For some reason, eth0 simply does not see some of the ARP packets.  From the 
statistics, you can see that errors are very low.  (The only errors were
from when I disconnected the cable as an experiment.)  

    Netgear supplied a modified tulip.c with their card, based on an older
tulip.c, but that driver does not work as well as v0.91, in that it gets
errors and seems to be responsible for kernel hangs (at least in that I don't
seem to get kernel hangs with v0.91).  

    Does anyone have an idea what might be going wrong here?  

    The BSD driver for the PNIC has a workaround for a bug in the
PNIC:

/*
 * Grrrrr.
 * The PNIC chip has a terrible bug in it that manifests itself during
 * periods of heavy activity. The exact mode of failure if difficult to
 * pinpoint: sometimes it only happens in promiscuous mode, sometimes it
 * will happen on slow machines. The bug is that sometimes instead of
 * uploading one complete frame during reception, it uploads what looks
 * like the entire contents of its FIFO memory. The frame we want is at
 * the end of the whole mess, but we never know exactly how much data has
 * been uploaded, so salvaging the frame is hard.
 *
 * There is only one way to do it reliably, and it's disgusting.
 * Here's what we know:
 *
 * - We know there will always be somewhere between one and three extra
 *   descriptors uploaded.
 *
 * - We know the desired received frame will always be at the end of the
 *   total data upload.
 *
 * - We know the size of the desired received frame because it will be
 *   provided in the length field of the status word in the last descriptor.
 *
 * Here's what we do:
 *
 * - When we allocate buffers for the receive ring, we bzero() them.
 *   This means that we know that the buffer contents should be all
 *   zeros, except for data uploaded by the chip.
 *
 * - We also force the PNIC chip to upload frames that include the
 *   ethernet CRC at the end.
 *
 * - We gather all of the bogus frame data into a single buffer.
 *
 * - We then position a pointer at the end of this buffer and scan
 *   backwards until we encounter the first non-zero byte of data.
 *   This is the end of the received frame. We know we will encounter
 *   some data at the end of the frame because the CRC will always be
 *   there, so even if the sender transmits a packet of all zeros,
 *   we won't be fooled.
 *
 * - We know the size of the actual received frame, so we subtract
 *   that value from the current pointer location.
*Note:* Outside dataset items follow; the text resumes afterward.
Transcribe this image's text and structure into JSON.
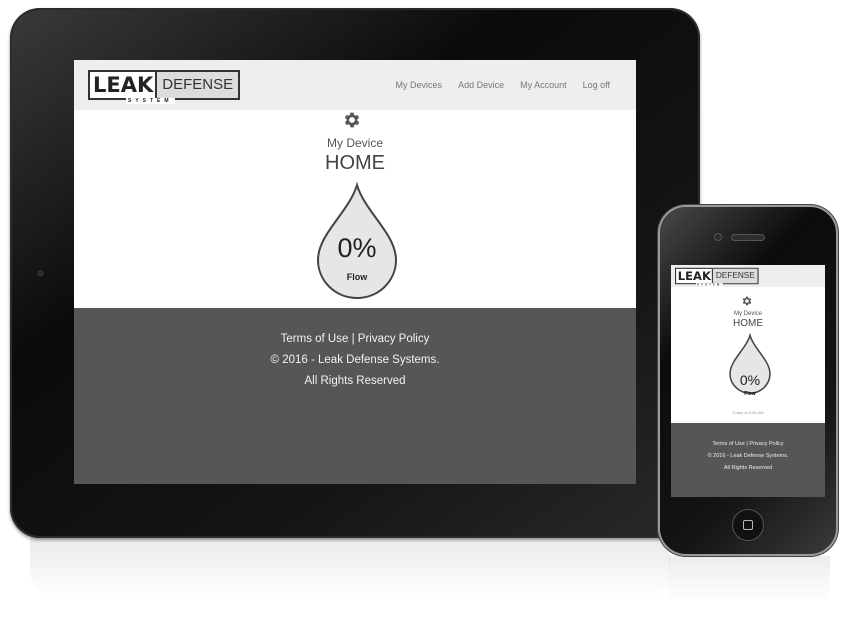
{
  "brand": {
    "leak": "LEAK",
    "defense": "DEFENSE",
    "system": "SYSTEM"
  },
  "nav": {
    "items": [
      {
        "label": "My Devices"
      },
      {
        "label": "Add Device"
      },
      {
        "label": "My Account"
      },
      {
        "label": "Log off"
      }
    ]
  },
  "device": {
    "name": "My Device",
    "location": "HOME",
    "flow_percent": "0%",
    "flow_label": "Flow",
    "updated": "Today at 8:56 AM"
  },
  "footer": {
    "terms": "Terms of Use",
    "separator": " | ",
    "privacy": "Privacy Policy",
    "copyright": "© 2016 - Leak Defense Systems.",
    "rights": "All Rights Reserved"
  },
  "icons": {
    "settings": "gear-icon",
    "drop": "water-drop-icon",
    "menu": "hamburger-menu-icon"
  },
  "colors": {
    "header_bg": "#eeeeee",
    "footer_bg": "#565656",
    "nav_text": "#777777"
  }
}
This brings us
 *   to the start of the actual received packet.
 *
 * - We copy this into an mbuf and pass it on, along with the actual
 *   frame length.
 *
 * The performance hit is tremendous, but it beats dropping frames all
 * the time.
 */

...

		if (sc->pn_rx_war) {
			if ((rxstat & PN_WHOLEFRAME) != PN_WHOLEFRAME) {
				if (rxstat & PN_RXSTAT_FIRSTFRAG)
					sc->pn_rx_bug_save = cur_rx;
				if ((rxstat & PN_RXSTAT_LASTFRAG) == 0)
					continue;
				pn_rx_bug_war(sc, cur_rx);
				rxstat = cur_rx->pn_ptr->pn_status;
			}
		}

I haven't yet worked out what would happen in tulip.c if this condition
occurs (that is, if tulip.c would log a warning or increment an error count,
or would simply discard the packet).  Any opinions in that regard?